A Florida man has been sentenced to two years in prison after pleading guilty to hate crime charges for beating up two gay men who walking their dog in downtown Miami.
Quenton Moss was initially charged with battery for an incident on May 18 in which he began yelling homophobic slurs at a gay couple, Dan and Gary Hardin-Peach after seeing them in a local park.
The couple claim Moss repeatedly hit them in the head and face as they tried to de-escalate the situation, Throughout the attack, Moss continued yelling anti-gay epithets.
Police responded quickly to the scene, at which point police body cameras captured him confessing to the crime.
“Yeah, I hit him in his face,” Moss says in the video. “He’s a faggot!
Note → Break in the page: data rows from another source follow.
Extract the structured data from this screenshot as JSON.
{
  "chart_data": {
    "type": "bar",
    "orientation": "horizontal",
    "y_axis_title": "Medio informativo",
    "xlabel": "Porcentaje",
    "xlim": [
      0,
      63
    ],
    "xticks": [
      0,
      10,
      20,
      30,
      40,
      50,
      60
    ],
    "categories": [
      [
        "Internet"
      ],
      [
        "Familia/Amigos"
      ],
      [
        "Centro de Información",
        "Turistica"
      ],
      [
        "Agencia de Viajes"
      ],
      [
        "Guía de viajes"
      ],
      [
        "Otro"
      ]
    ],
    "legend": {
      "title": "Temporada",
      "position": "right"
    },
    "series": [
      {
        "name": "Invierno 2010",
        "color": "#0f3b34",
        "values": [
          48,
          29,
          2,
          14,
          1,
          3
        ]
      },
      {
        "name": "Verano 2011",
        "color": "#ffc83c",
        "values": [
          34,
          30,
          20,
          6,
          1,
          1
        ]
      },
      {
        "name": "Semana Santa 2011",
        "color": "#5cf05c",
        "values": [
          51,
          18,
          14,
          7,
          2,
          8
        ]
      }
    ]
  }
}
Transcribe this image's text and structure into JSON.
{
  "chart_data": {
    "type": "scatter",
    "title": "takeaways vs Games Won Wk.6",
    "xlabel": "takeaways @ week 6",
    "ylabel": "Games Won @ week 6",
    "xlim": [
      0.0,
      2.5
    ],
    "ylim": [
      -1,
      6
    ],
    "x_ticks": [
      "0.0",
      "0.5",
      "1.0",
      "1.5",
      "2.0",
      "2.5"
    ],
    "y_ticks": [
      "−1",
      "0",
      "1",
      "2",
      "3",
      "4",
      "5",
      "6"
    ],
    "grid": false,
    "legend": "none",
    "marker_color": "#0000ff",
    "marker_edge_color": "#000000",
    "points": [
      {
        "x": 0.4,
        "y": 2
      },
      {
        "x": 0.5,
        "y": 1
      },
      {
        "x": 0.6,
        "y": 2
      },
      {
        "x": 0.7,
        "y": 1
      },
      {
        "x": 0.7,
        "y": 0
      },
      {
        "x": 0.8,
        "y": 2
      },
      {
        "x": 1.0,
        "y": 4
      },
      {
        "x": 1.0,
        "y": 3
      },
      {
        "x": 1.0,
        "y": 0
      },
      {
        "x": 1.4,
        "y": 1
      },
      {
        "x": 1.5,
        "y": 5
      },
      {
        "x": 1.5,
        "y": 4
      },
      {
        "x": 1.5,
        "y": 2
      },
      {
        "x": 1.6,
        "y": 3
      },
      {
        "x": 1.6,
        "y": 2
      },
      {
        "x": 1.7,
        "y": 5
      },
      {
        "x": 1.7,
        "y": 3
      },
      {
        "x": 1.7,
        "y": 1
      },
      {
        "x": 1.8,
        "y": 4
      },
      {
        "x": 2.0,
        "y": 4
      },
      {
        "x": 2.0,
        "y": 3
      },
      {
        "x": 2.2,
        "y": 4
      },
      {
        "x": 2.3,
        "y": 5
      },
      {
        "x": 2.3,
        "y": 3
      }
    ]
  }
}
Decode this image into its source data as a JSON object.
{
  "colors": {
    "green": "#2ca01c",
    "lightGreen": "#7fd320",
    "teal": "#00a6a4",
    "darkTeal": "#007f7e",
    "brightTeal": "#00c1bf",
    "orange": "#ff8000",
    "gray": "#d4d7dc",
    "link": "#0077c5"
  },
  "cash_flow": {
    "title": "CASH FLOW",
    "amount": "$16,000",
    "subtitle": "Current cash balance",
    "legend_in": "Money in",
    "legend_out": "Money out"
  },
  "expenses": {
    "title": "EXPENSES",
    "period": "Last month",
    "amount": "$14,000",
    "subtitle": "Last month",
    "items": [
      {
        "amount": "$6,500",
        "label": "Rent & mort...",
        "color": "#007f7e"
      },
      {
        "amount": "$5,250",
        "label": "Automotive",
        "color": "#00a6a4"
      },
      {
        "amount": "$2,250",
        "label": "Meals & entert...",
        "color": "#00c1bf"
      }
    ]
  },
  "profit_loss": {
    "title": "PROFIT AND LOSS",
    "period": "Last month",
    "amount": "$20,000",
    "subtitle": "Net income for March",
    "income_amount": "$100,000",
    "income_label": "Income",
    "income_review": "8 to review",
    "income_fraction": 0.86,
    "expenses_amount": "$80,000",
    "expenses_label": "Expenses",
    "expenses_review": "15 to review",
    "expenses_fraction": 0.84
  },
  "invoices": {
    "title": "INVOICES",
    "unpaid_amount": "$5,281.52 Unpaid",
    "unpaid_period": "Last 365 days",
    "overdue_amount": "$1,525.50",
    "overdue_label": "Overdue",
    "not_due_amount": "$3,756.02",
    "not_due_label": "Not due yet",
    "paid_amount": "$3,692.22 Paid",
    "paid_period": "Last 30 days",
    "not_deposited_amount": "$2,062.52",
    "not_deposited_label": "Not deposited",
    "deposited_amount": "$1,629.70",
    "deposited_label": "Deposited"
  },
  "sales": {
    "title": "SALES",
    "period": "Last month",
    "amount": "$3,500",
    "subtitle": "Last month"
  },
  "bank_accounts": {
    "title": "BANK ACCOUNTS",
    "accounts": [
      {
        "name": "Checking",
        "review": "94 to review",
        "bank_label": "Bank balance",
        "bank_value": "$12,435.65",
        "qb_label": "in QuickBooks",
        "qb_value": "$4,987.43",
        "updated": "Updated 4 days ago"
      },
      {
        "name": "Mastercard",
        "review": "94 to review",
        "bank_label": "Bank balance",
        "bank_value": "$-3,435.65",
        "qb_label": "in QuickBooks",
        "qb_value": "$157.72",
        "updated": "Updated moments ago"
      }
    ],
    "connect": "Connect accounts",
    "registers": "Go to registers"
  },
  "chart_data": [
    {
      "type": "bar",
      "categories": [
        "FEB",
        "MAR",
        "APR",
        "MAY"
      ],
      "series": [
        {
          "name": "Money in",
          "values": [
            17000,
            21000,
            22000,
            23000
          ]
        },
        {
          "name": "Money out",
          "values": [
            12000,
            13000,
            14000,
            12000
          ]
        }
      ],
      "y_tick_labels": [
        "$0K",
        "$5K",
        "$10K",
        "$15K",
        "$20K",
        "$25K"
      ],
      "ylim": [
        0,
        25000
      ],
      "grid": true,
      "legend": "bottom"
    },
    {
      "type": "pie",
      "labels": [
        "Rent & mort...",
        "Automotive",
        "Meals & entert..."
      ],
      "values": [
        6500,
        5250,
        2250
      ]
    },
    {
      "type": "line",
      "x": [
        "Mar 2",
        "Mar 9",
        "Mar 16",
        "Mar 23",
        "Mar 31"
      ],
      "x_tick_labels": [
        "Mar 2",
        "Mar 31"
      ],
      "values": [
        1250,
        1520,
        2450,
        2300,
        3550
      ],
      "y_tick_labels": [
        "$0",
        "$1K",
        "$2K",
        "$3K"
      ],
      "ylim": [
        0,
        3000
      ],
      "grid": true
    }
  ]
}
Him and his boyfriend are fucking faggots, bro!”
The camera also captured an arresting officer telling Moss, “You just said that you assaulted them, you punched them.”
“I split them good, huh?” Moss replies.
“I don’t know. I didn’t see him,” the officer says in the video.
Moss responds: “I split him good. He’s a faggot. Faggots should die, die.”
Dan Hardin-Peach was shocked to see the body camera footage of Moss’s rant against them.
“I’m not the gay man that’s gonna let it go,” he told ABC affiliate WSVN. “How would you feel if someone did this to someone you love?”
See also: FBI report shows that the number of anti-LGBTQ hate crimes rose in 2018
On Wednesday, Miami-Dade State Attorney Katherine Fernandez Rundle announced that her officer had partnered with researchers from Florida International University to conduct a research project into preventing hate crimes in South Florida. With the help of funding from the National Institute of Justice, the researchers interviewed 400 people over age 18, Latinos, and LGBTQ people who had been victims of hate crimes in the past five years.
According to Agencia EFE, 30% of those interviewed reported experiencing physical or sexual assault. Yet only 60, or 15%, of the 400 hate crimes victims said they reported the incident to police. Of those, 35% led to an arrest and 23% to a trial, although alleged perpetrators did not necessarily face hate crime charges.
Thirty-five percent of victims said they tried to act “more heterosexual” following the attacks, while 13% said they stopped frequenting LGBTQ meetings and spaces, and 23% decided to move.